If you are lucky enough to have a great indoor pool nearby, join it! Use those pre-determined swimming lanes to feel weightless (for once). Swimming is great because it doesn’t put pressure on your hands or ankles. That little trick will help alleviate any of your swollen extremities. There might even be a few classes for pregnant ladies that you can join. Group classes are less intimidating and you might make some new pregnancy and mama friends!
Namaste
Pre-natal yoga classes are your friend. While they are basically glorified stretching, you’ll be so happy you went. If you were a yogi before you became pregnant, you’ll be able to maintain your positions with some slight modifications. Because of the aforementioned “relaxin,” you are going to be a bit off center which can make positions like Warrior a little wobbly.
If you are new to yoga, don’t worry! Find a reputible local yoga studio that offers pre-natal classes. Usually, studios will give you your first class at a discount if you’ve never been. Let your instructor know that you’ve never been to a class before you start. Being upfront with any specific issues you’ve been having will help make your class more effective.
Each trimester is going to present a new list of challenges to your ever changing bod. The nice thing about yoga is that it is totally adaptable to however you’re feeling. If you are nauseous and want to hang out in child’s pose for 45 minutes, do your thing girlfriend. If you are struggling with hip pain, your instructor can guide you through poses to stretch those core muscles.

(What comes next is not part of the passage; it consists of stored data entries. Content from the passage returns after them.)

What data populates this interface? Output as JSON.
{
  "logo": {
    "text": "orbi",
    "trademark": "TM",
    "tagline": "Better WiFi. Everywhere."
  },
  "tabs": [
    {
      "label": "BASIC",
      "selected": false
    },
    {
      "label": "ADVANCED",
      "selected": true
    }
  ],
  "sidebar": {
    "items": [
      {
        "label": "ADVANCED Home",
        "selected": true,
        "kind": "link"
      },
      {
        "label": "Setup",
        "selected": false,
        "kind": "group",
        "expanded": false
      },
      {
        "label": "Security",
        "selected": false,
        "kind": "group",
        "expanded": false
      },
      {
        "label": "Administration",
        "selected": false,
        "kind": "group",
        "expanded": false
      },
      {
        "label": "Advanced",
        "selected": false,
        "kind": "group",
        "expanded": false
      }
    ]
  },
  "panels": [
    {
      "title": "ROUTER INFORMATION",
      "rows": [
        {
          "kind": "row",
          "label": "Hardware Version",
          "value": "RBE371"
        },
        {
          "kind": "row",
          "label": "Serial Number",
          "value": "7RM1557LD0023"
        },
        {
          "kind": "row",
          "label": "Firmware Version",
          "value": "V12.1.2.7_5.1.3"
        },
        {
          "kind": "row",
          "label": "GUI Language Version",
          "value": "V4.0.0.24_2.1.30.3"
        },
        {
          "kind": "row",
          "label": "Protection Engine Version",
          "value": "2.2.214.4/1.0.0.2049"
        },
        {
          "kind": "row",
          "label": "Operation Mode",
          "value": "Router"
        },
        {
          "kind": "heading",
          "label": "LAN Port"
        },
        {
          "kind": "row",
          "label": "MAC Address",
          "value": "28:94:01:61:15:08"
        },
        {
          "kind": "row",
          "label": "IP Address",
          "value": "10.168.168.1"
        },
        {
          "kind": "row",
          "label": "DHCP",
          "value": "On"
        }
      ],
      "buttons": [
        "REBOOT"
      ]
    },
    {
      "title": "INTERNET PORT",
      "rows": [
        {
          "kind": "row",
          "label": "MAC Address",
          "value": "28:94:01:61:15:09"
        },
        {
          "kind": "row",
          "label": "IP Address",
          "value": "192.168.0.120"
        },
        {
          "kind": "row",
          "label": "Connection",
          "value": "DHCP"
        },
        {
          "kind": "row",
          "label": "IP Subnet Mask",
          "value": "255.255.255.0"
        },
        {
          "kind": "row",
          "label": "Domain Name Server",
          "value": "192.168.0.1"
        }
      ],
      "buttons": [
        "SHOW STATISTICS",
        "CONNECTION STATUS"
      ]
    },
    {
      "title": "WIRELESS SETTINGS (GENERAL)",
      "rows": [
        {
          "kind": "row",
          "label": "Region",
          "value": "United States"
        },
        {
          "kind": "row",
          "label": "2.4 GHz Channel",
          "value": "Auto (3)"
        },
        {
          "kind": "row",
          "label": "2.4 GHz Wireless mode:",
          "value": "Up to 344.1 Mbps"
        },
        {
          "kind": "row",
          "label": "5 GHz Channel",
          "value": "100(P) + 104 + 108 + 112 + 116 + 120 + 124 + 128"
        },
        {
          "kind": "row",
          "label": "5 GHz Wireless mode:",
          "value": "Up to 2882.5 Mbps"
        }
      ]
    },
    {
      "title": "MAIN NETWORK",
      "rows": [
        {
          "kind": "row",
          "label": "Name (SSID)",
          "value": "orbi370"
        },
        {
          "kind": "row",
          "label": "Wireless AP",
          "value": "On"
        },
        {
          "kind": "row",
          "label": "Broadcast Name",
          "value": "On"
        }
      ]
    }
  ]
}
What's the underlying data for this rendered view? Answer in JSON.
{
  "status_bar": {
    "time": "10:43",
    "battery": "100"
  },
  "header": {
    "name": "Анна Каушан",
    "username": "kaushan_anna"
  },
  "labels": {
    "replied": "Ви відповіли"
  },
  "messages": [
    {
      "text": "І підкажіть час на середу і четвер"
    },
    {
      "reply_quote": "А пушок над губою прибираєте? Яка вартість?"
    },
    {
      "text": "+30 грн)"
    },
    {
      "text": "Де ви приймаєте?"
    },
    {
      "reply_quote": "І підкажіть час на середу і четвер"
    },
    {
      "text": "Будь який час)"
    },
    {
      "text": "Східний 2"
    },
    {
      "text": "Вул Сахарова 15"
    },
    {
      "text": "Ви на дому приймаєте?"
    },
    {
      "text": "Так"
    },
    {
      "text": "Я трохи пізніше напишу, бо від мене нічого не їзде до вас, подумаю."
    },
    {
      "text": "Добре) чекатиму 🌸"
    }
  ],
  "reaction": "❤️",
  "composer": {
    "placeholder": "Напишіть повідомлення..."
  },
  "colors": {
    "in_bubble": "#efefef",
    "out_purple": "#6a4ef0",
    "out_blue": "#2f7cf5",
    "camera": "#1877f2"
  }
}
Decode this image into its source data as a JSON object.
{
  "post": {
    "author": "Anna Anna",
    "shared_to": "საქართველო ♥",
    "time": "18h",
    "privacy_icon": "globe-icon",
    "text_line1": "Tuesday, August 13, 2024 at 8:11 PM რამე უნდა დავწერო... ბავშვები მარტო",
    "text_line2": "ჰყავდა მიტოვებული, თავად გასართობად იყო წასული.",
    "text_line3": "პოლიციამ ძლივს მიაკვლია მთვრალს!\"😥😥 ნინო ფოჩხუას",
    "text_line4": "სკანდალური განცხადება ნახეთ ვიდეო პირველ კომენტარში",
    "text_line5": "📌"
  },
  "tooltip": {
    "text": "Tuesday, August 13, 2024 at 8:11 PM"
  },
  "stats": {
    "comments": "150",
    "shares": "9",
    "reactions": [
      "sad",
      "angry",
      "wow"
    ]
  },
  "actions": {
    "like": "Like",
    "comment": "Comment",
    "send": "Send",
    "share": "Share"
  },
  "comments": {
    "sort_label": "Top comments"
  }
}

The real perk? Savasana is basically a glorified nap complete with essential oils.
Walk It Out
Get back to basics with this tip. No matter what time of year, you can find a place to take a brisk walk. Grab a girlfriend and head to your closest mall. Take a few laps while also hitting up your favorite sales. Two birds, one stone.
If you happen to have a treadmill in your house or apartment, that’s an even bigger perk. Tune in to your favorite show and walk it out for a half hour. Or, towards the ninth month, waddle it out. Even a brief bout of low impact exercise like walking will help you out during your pregnancy.
Not only does walking cover the basics like maintaining your pre-pregnancy weight and boost your heart health. It has also been said that exercise during pregnancy can potentially create a shorter, easier labor. Another perk? It can help to ease the dreaded pregnancy constipation. That right there is reason enough to get walking.
Again, if you have any health concerns or problems, please consult with your doctor. Low impact exercise can be a definite add to your pregnancy but only if it is safe and healthy for you and your babe. Take it easy and have fun.